ただし、「理想的な量子コンピュータ」はまだ世界のどこにもない。今の量子コンピュータはノイズに弱く、量子ビットにノイズが乗った際にそのエラーを満足には訂正できない。ショアのアルゴリズムで実用的な計算をするには量子ビット数自体も約1万は必要とされており、“理想”に対してはまだまだ足りないのが現状だ。
だからこそ、理想的な量子コンピュータが登場したときにそれを使いこなすためのソフトウェアを今のうちから開発し、量子人材を育成し、今の量子コンピュータで何ができるのか、可能性を探らねばならない。

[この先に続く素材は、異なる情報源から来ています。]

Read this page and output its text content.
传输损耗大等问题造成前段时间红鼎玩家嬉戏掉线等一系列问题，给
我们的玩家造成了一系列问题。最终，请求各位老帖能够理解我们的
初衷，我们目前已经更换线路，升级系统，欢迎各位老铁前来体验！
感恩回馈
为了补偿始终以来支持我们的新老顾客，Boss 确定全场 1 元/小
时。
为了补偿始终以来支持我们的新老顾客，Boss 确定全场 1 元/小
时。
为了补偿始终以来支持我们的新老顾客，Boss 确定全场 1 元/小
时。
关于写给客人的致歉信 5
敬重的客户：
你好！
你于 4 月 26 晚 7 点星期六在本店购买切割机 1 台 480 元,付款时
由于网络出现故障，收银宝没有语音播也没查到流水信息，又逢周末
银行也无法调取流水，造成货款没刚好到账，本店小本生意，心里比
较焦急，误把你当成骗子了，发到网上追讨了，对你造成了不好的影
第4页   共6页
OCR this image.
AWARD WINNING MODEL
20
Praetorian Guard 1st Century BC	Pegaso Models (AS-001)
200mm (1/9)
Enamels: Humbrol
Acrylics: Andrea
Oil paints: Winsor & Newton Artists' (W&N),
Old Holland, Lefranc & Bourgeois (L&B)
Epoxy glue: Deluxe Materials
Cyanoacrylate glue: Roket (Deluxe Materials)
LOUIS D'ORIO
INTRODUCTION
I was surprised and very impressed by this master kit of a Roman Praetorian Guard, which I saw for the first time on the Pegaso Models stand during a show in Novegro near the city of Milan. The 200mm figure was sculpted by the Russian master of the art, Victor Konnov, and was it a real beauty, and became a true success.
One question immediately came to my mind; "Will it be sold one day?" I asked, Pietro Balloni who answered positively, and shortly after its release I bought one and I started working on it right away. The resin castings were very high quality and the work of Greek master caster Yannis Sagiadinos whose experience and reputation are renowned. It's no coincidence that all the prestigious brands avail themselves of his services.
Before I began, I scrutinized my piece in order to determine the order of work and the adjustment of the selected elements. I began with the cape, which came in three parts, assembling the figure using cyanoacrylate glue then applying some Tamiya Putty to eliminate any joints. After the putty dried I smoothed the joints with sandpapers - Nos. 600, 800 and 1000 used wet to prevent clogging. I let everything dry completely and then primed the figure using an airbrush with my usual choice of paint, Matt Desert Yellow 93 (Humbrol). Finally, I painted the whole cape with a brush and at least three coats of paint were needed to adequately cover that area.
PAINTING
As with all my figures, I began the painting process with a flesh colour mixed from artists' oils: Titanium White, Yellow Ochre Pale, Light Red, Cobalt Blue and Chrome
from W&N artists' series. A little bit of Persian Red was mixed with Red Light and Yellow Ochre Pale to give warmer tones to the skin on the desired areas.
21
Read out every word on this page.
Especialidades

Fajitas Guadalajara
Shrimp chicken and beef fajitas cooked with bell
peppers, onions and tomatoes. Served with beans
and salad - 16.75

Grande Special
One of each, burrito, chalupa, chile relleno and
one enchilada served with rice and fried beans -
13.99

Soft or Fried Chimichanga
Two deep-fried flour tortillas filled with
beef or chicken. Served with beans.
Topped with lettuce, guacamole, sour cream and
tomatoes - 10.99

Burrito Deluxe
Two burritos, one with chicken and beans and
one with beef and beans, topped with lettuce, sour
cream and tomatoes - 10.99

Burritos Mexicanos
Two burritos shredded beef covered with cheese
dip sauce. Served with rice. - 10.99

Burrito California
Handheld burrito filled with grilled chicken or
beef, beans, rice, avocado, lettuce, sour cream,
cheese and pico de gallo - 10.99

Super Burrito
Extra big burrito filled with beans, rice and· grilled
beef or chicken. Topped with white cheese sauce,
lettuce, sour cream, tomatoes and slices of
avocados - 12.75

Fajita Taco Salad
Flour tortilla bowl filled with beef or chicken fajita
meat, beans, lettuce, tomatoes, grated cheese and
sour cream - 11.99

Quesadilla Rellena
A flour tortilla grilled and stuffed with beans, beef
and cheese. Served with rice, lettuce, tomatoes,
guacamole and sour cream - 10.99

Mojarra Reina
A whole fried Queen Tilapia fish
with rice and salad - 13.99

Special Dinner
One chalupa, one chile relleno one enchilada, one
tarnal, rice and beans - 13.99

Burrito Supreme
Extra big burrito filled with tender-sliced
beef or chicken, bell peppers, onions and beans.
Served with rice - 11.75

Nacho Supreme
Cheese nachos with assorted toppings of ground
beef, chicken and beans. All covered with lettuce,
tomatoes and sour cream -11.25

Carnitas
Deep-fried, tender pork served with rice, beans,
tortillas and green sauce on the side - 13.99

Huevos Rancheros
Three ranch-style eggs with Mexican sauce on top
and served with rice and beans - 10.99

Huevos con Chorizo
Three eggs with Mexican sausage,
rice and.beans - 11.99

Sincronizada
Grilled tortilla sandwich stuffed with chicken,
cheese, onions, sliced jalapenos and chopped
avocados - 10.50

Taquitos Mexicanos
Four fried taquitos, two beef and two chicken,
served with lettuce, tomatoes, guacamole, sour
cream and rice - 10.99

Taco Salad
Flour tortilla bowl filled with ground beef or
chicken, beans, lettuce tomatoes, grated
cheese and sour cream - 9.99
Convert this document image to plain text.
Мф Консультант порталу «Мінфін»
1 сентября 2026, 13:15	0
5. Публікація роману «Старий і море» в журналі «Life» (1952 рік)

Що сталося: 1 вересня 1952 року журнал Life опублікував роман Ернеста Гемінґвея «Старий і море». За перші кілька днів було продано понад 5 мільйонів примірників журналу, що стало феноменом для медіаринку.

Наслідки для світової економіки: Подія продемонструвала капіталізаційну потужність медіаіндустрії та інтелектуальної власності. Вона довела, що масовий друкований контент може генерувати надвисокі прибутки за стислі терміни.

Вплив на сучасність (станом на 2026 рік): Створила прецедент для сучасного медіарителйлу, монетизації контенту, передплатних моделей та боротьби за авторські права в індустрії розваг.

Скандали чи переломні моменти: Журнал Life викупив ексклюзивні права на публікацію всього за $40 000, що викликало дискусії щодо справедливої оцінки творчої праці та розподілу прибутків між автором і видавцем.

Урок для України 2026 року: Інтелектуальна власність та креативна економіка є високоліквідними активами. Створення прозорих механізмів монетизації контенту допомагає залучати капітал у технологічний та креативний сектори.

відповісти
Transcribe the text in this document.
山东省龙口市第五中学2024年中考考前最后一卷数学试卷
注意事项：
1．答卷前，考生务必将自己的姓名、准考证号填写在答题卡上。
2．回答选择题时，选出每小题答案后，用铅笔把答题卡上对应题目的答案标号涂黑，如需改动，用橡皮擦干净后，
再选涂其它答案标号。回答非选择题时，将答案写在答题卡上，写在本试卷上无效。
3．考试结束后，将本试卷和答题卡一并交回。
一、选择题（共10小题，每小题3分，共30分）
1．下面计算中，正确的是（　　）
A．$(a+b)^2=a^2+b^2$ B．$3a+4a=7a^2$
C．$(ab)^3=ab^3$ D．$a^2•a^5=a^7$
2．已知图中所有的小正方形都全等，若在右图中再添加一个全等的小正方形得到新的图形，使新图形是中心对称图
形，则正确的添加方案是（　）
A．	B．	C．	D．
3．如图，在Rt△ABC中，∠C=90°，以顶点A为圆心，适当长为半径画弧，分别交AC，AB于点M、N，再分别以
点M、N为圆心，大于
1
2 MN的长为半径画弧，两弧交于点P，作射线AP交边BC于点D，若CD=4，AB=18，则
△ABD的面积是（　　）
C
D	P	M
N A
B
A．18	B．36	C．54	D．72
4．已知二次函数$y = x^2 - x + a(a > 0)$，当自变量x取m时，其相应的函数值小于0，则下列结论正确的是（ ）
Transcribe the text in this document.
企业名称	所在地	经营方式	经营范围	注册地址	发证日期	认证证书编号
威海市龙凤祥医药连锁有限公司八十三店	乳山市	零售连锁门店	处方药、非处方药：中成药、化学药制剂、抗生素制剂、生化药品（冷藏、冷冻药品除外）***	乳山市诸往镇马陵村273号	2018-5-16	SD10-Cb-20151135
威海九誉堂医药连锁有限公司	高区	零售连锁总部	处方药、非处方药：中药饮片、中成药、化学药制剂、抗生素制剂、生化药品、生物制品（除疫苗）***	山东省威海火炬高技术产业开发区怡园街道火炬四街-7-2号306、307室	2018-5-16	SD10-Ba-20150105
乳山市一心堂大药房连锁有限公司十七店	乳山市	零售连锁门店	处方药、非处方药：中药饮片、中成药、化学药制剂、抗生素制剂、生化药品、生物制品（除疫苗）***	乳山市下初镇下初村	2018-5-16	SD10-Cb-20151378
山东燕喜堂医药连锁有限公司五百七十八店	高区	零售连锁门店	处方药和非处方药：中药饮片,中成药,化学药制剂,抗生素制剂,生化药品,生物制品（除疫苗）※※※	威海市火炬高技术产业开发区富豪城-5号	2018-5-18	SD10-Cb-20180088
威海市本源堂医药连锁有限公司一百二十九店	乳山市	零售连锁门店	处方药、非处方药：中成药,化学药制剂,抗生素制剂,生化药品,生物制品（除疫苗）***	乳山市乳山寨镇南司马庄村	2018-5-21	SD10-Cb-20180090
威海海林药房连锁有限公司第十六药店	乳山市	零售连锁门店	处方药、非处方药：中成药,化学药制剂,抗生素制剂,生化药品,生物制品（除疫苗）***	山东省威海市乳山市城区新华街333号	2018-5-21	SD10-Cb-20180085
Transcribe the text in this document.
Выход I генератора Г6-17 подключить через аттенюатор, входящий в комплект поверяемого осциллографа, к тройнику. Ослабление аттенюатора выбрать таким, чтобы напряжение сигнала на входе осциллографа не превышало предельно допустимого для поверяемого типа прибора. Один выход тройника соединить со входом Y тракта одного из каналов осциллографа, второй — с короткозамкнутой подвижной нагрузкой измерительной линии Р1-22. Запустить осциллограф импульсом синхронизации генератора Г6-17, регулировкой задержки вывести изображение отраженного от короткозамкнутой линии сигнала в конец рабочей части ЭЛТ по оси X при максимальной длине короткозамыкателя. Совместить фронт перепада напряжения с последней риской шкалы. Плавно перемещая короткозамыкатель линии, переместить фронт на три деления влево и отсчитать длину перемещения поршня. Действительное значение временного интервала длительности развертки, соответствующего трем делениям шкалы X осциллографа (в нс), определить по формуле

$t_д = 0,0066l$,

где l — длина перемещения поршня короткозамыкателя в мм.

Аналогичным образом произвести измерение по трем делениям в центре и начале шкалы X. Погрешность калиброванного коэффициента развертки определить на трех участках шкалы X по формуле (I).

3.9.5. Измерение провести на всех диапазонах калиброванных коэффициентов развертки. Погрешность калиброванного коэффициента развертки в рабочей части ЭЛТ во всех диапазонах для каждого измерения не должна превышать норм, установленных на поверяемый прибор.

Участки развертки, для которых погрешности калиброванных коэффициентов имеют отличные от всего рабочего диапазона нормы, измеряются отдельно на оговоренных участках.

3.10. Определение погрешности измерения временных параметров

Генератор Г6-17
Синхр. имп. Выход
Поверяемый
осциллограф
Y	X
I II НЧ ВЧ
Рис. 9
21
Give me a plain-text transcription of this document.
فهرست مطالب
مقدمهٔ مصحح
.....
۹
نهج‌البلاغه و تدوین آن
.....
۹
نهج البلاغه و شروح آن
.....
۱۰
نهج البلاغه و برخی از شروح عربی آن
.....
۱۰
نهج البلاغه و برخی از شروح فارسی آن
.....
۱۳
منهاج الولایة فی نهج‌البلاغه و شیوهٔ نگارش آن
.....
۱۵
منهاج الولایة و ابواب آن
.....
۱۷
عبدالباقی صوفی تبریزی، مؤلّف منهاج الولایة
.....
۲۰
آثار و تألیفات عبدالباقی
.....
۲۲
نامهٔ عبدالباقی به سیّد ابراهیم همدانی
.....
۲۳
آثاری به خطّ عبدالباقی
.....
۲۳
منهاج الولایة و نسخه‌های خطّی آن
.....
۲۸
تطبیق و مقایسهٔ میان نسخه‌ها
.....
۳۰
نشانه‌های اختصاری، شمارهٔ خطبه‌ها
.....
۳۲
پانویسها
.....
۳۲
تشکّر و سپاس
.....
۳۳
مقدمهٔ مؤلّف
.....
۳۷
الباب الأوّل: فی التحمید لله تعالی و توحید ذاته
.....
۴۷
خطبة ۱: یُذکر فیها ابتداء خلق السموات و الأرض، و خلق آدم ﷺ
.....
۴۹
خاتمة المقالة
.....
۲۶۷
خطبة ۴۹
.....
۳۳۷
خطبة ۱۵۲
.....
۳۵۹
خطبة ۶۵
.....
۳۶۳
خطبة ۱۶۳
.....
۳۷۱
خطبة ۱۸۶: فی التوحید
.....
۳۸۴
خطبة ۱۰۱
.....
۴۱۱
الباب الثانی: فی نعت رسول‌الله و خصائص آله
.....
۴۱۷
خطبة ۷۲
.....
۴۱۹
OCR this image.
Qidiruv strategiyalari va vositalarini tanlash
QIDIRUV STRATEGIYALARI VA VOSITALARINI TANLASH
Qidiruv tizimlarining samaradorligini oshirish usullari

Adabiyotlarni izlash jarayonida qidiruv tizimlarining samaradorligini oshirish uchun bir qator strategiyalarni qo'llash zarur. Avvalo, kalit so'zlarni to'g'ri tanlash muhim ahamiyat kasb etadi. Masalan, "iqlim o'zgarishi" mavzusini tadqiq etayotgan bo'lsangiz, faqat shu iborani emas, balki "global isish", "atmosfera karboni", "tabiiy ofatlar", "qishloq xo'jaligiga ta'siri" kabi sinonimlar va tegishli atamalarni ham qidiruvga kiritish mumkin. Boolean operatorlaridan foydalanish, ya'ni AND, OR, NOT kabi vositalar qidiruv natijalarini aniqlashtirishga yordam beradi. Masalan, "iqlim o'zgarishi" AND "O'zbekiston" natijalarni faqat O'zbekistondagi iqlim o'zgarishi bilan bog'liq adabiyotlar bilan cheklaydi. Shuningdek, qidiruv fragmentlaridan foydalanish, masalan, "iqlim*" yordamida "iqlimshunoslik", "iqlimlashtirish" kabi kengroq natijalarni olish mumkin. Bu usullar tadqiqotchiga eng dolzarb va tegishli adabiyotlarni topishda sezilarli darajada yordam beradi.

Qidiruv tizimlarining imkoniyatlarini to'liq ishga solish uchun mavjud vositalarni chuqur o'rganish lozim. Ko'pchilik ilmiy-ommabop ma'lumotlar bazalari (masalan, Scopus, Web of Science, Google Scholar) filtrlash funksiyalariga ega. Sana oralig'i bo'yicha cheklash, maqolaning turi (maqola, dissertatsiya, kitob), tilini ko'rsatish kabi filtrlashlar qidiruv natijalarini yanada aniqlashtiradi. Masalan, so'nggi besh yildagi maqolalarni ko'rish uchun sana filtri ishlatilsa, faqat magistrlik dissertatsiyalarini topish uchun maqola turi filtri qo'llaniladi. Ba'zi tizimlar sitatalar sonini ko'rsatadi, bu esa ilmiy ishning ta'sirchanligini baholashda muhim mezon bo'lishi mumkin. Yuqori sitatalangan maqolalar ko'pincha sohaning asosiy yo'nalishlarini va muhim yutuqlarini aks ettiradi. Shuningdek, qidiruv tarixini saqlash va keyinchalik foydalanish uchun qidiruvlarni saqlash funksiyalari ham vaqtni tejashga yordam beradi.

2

これまでも米国にある量子コンピュータをネットワーク越しに利用することはできたが、世界中の研究者が利用するため、順番待ちがある状態だった。今回のマシンは日本の企業や大学が専有して利用できるため、研究の加速が期待できる。
マシンリソースの確保と、研究・人材育成の促進が今回の日本設置の意義といえるだろう。
慶應大の量子コンピューティングセンター創設者でもある伊藤塾長は、量子コンピュータ研究を子育てに例える。
「人間でいえば少し前まではよちよち歩きだったが、今は運動会くらいには出られる状態」(伊藤塾長)
足が速い子どもは、今は大人ほど速くなくても、育ち方によっては将来オリンピックで金メダルも取れるかもしれないし、人類未踏の記録を打ち立てるかもしれない。量子コンピュータにはそんな期待が掛けられている。